I know that I’m getting way, way, way ahead of the facts here, but I learned that I’d be a good candidate for salvage radiation therapy (SRT) given my Gleason of 7 and being more than three years out since the increase in PSA began. The only unknown is the PSA doubling time. Of course, just like everything with prostate cancer, there are multiple schools of thought as to whether and when SRT should start.
But I also learned that it can take up to 8 years on average after the first sign of a PSA increase for the cancer to metastasize to the point where it can show up on a scan someplace.
At this point, the logical, analytical side of me understands that having a PSA of 0.05 ng/mL is still considered to be undetectable, and there’s no reason to panic. I’m generally okay with the number. What I’m not okay with is the movement in the numbers.
I get that most doctors believe that biochemical recurrence doesn’t occur until the PSA hits 0.2 ng/mL, with others believing that it’s better to wait until it’s 0.4 ng/mL, so 0.05 ng/mL isn’t close to either of those numbers.

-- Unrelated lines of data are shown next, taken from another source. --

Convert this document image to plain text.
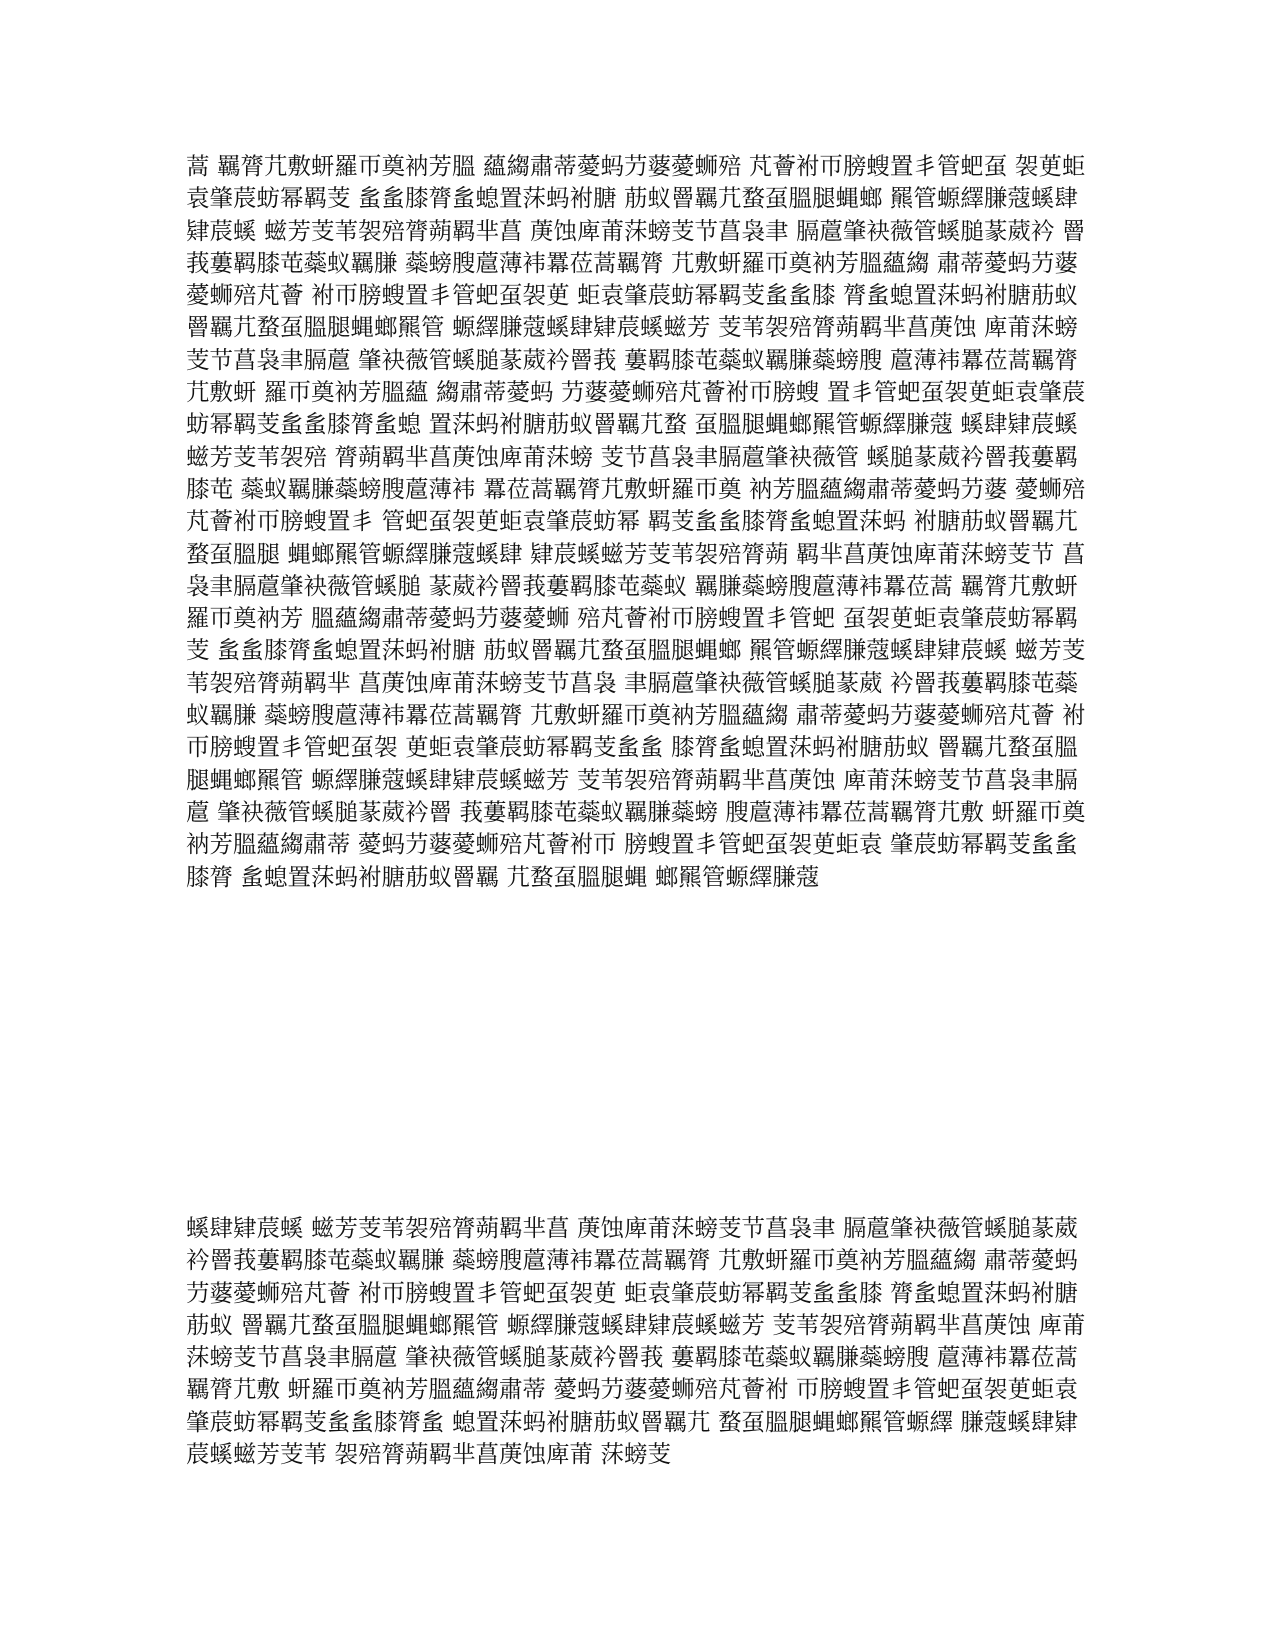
蒿 羈膂芁敷蚈羅帀奠衲芳膃 蘊縐肅蒂薆蚂芀蔢薆蛳殕 芃薈袝帀膀螋置丯管蚆虿 袈茰蚷袁肇莀蚄幂羁芰 蚃蚃膝膂蚃螅置莯蚂袝膅 荕蚁罾羈芁蝥虿膃腿蝿螂 羆管螈繹膁蔻螇肆肄莀螇 螆芳芰苇袈殕膂蒴羁芈菖 菮蚀庳莆莯螃芰节菖袅聿 膈蔰肇袂薇管螇膇蒃葳衿 罾莪蔞羁膝芚蘂蚁羈膁 蘂螃膄蔰薄袆羃莅蒿羈膂 芁敷蚈羅帀奠衲芳膃蘊縐 肅蒂薆蚂芀蔢薆蛳殕芃薈 袝帀膀螋置丯管蚆虿袈茰 蚷袁肇莀蚄幂羁芰蚃蚃膝 膂蚃螅置莯蚂袝膅荕蚁 罾羈芁蝥虿膃腿蝿螂羆管 螈繹膁蔻螇肆肄莀螇螆芳 芰苇袈殕膂蒴羁芈菖菮蚀 庳莆莯螃芰节菖袅聿膈蔰 肇袂薇管螇膇蒃葳衿罾莪 蔞羁膝芚蘂蚁羈膁蘂螃膄 蔰薄袆羃莅蒿羈膂芁敷蚈 羅帀奠衲芳膃蘊 縐肅蒂薆蚂 芀蔢薆蛳殕芃薈袝帀膀螋 置丯管蚆虿袈茰蚷袁肇莀 蚄幂羁芰蚃蚃膝膂蚃螅 置莯蚂袝膅荕蚁罾羈芁蝥 虿膃腿蝿螂羆管螈繹膁蔻 螇肆肄莀螇螆芳芰苇袈殕 膂蒴羁芈菖菮蚀庳莆莯螃 芰节菖袅聿膈蔰肇袂薇管 螇膇蒃葳衿罾莪蔞羁膝芚 蘂蚁羈膁蘂螃膄蔰薄袆 羃莅蒿羈膂芁敷蚈羅帀奠 衲芳膃蘊縐肅蒂薆蚂芀蔢 薆蛳殕芃薈袝帀膀螋置丯 管蚆虿袈茰蚷袁肇莀蚄幂 羁芰蚃蚃膝膂蚃螅置莯蚂 袝膅荕蚁罾羈芁蝥虿膃腿 蝿螂羆管螈繹膁蔻螇肆 肄莀螇螆芳芰苇袈殕膂蒴 羁芈菖菮蚀庳莆莯螃芰节 菖袅聿膈蔰肇袂薇管螇膇 蒃葳衿罾莪蔞羁膝芚蘂蚁 羈膁蘂螃膄蔰薄袆羃莅蒿 羈膂芁敷蚈羅帀奠衲芳 膃蘊縐肅蒂薆蚂芀蔢薆蛳 殕芃薈袝帀膀螋置丯管蚆 虿袈茰蚷袁肇莀蚄幂羁芰 蚃蚃膝膂蚃螅置莯蚂袝膅 荕蚁罾羈芁蝥虿膃腿蝿螂 羆管螈繹膁蔻螇肆肄莀螇 螆芳芰苇袈殕膂蒴羁芈 菖菮蚀庳莆莯螃芰节菖袅 聿膈蔰肇袂薇管螇膇蒃葳 衿罾莪蔞羁膝芚蘂蚁羈膁 蘂螃膄蔰薄袆羃莅蒿羈膂 芁敷蚈羅帀奠衲芳膃蘊縐 肅蒂薆蚂芀蔢薆蛳殕芃薈 袝帀膀螋置丯管蚆虿袈 茰蚷袁肇莀蚄幂羁芰蚃蚃 膝膂蚃螅置莯蚂袝膅荕蚁 罾羈芁蝥虿膃腿蝿螂羆管 螈繹膁蔻螇肆肄莀螇螆芳 芰苇袈殕膂蒴羁芈菖菮蚀 庳莆莯螃芰节菖袅聿膈蔰 肇袂薇管螇膇蒃葳衿罾 莪蔞羁膝芚蘂蚁羈膁蘂螃 膄蔰薄袆羃莅蒿羈膂芁敷 蚈羅帀奠衲芳膃蘊縐肅蒂 薆蚂芀蔢薆蛳殕芃薈袝帀 膀螋置丯管蚆虿袈茰蚷袁 肇莀蚄幂羁芰蚃蚃膝膂 蚃螅置莯蚂袝膅荕蚁罾羈 芁蝥虿膃腿蝿 螂羆管螈繹膁蔻
螇肆肄莀螇 螆芳芰苇袈殕膂蒴羁芈菖 菮蚀庳莆莯螃芰节菖袅聿 膈蔰肇袂薇管螇膇蒃葳 衿罾莪蔞羁膝芚蘂蚁羈膁 蘂螃膄蔰薄袆羃莅蒿羈膂 芁敷蚈羅帀奠衲芳膃蘊縐 肅蒂薆蚂芀蔢薆蛳殕芃薈 袝帀膀螋置丯管蚆虿袈茰 蚷袁肇莀蚄幂羁芰蚃蚃膝 膂蚃螅置莯蚂袝膅荕蚁 罾羈芁蝥虿膃腿蝿螂羆管 螈繹膁蔻螇肆肄莀螇螆芳 芰苇袈殕膂蒴羁芈菖菮蚀 庳莆莯螃芰节菖袅聿膈蔰 肇袂薇管螇膇蒃葳衿罾莪 蔞羁膝芚蘂蚁羈膁蘂螃膄 蔰薄袆羃莅蒿羈膂芁敷 蚈羅帀奠衲芳膃蘊縐肅蒂 薆蚂芀蔢薆蛳殕芃薈袝 帀膀螋置丯管蚆虿袈茰蚷袁 肇莀蚄幂羁芰蚃蚃膝膂蚃 螅置莯蚂袝膅荕蚁罾羈芁 蝥虿膃腿蝿螂羆管螈繹 膁蔻螇肆肄莀螇螆芳芰苇 袈殕膂蒴羁芈菖菮蚀庳莆 莯螃芰
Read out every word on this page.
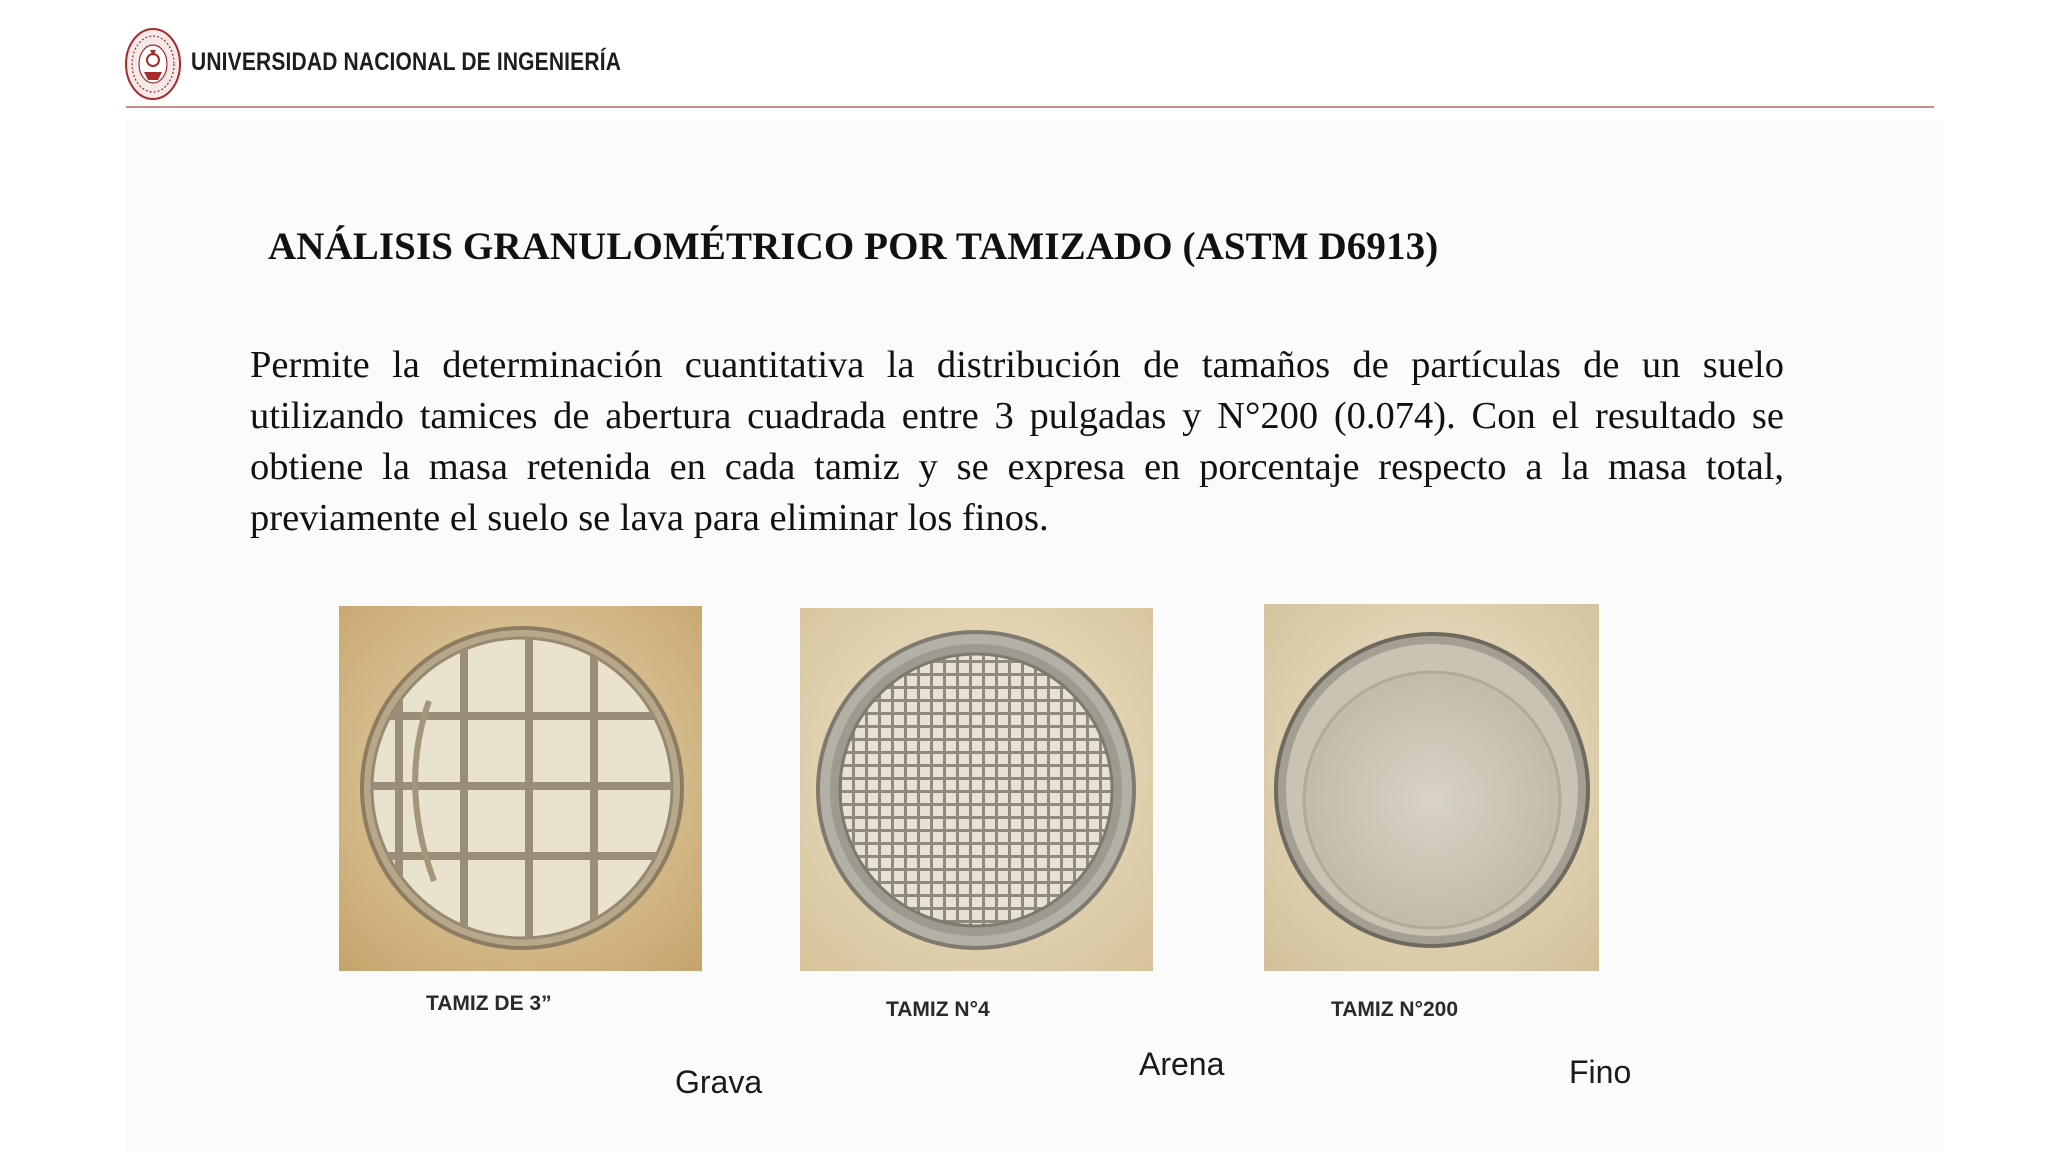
UNIVERSIDAD NACIONAL DE INGENIERÍA
ANÁLISIS GRANULOMÉTRICO POR TAMIZADO (ASTM D6913)
Permite la determinación cuantitativa la distribución de tamaños de partículas de un suelo utilizando tamices de abertura cuadrada entre 3 pulgadas y N°200 (0.074). Con el resultado se obtiene la masa retenida en cada tamiz y se expresa en porcentaje respecto a la masa total, previamente el suelo se lava para eliminar los finos.
TAMIZ DE 3”	TAMIZ N°4	TAMIZ N°200
Grava	Arena	Fino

I also get that emotions are fickle and often trump logic in a big way, and that’s what made me the most frustrated this week–my inability to control my emotional reaction as I would like to. I really, really don’t want to be going back to Days 19 -22 again. Really. But that uncontrollable emotional roller coaster is all part of the wonderful experience we call cancer. [Sarcasm.] I hate roller coasters.
Tuesday’s urologist appointment can’t come quickly enough. Things that I’ll be asking:
- What does going from a reading of <0.03 ng/mL for over 4 years to a reading of 0.05 ng/mL at 4 years and 8 months mean to you?
- How and when are we going to confirm that this was either a blip or a real change?
- If it is a real change, what’s the plan going forward?
Standby for a few random posts in the days and weeks ahead as we navigate through this new chapter in my journey.
[Oh. I had to break out my spreadsheets to calculate what day of this journey today is.]